Disputa interna afasta Sepe de negociações coletivas no Rio

Professores fazendo manifestação em frente a Alerj

Uma disputa interna no Sindicato Estadual dos Profissionais da Educação (Sepe) levou à saída da entidade das negociações coletivas conduzidas pelo Fórum dos Servidores Públicos do Estado do Rio de Janeiro (Fosperj). A decisão foi tomada em assembleia realizada pelos filiados, que votaram pela desvinculação do grupo que reúne mais de 50 categorias do funcionalismo público estadual.

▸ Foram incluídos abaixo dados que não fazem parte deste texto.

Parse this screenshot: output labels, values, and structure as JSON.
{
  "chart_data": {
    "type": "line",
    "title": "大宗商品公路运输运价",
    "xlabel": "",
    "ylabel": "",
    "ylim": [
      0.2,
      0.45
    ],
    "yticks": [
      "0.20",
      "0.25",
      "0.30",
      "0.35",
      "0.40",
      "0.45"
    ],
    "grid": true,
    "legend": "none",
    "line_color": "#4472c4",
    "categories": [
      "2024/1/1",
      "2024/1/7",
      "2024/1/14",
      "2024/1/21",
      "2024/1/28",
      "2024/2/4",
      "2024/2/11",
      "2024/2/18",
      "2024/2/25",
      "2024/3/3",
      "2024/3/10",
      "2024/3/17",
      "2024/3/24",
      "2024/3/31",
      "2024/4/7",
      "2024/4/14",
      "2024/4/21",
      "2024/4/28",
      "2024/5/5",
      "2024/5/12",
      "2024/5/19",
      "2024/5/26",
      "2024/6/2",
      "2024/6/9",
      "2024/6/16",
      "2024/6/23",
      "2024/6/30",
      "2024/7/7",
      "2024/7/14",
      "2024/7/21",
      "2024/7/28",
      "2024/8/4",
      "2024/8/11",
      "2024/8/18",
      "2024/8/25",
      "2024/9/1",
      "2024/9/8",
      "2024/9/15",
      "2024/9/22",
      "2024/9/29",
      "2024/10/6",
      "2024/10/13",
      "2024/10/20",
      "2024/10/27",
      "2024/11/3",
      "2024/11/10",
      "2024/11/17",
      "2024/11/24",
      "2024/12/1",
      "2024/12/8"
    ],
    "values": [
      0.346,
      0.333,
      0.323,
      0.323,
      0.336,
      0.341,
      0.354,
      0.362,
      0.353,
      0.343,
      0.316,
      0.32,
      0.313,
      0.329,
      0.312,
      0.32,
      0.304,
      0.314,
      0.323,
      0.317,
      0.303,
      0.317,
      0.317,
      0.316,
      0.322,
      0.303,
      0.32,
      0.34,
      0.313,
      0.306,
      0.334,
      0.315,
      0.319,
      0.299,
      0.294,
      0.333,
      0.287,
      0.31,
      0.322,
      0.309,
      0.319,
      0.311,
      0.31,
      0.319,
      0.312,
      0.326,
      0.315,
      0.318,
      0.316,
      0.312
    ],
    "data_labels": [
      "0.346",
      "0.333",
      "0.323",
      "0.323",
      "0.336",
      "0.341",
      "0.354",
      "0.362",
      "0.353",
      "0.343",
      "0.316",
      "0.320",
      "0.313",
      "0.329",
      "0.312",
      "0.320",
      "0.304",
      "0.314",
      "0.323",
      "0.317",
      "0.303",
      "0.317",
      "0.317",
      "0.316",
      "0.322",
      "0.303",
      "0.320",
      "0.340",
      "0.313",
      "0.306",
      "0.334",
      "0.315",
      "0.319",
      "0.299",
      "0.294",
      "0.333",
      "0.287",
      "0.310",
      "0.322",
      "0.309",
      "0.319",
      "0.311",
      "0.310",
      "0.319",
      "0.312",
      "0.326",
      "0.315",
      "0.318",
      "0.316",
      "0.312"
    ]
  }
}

O principal motivo apontado pela corrente vencedora da assembleia foi a insatisfação com a condução das negociações com o governo Cláudio Castro (PL). Segundo o sindicato, apenas setores da Segurança Pública estariam sendo beneficiados com avanços, enquanto a Educação segue sem progresso, especialmente em relação ao reajuste salarial prometido.

A saída do Sepe do Fosperj não é inédita. Em outras ocasiões, o sindicato já havia deixado o fórum, retornando posteriormente após novas deliberações. Desta vez, a entidade afirmou que manterá articulações próprias junto ao Executivo estadual para pressionar pelo cumprimento das demandas da categoria.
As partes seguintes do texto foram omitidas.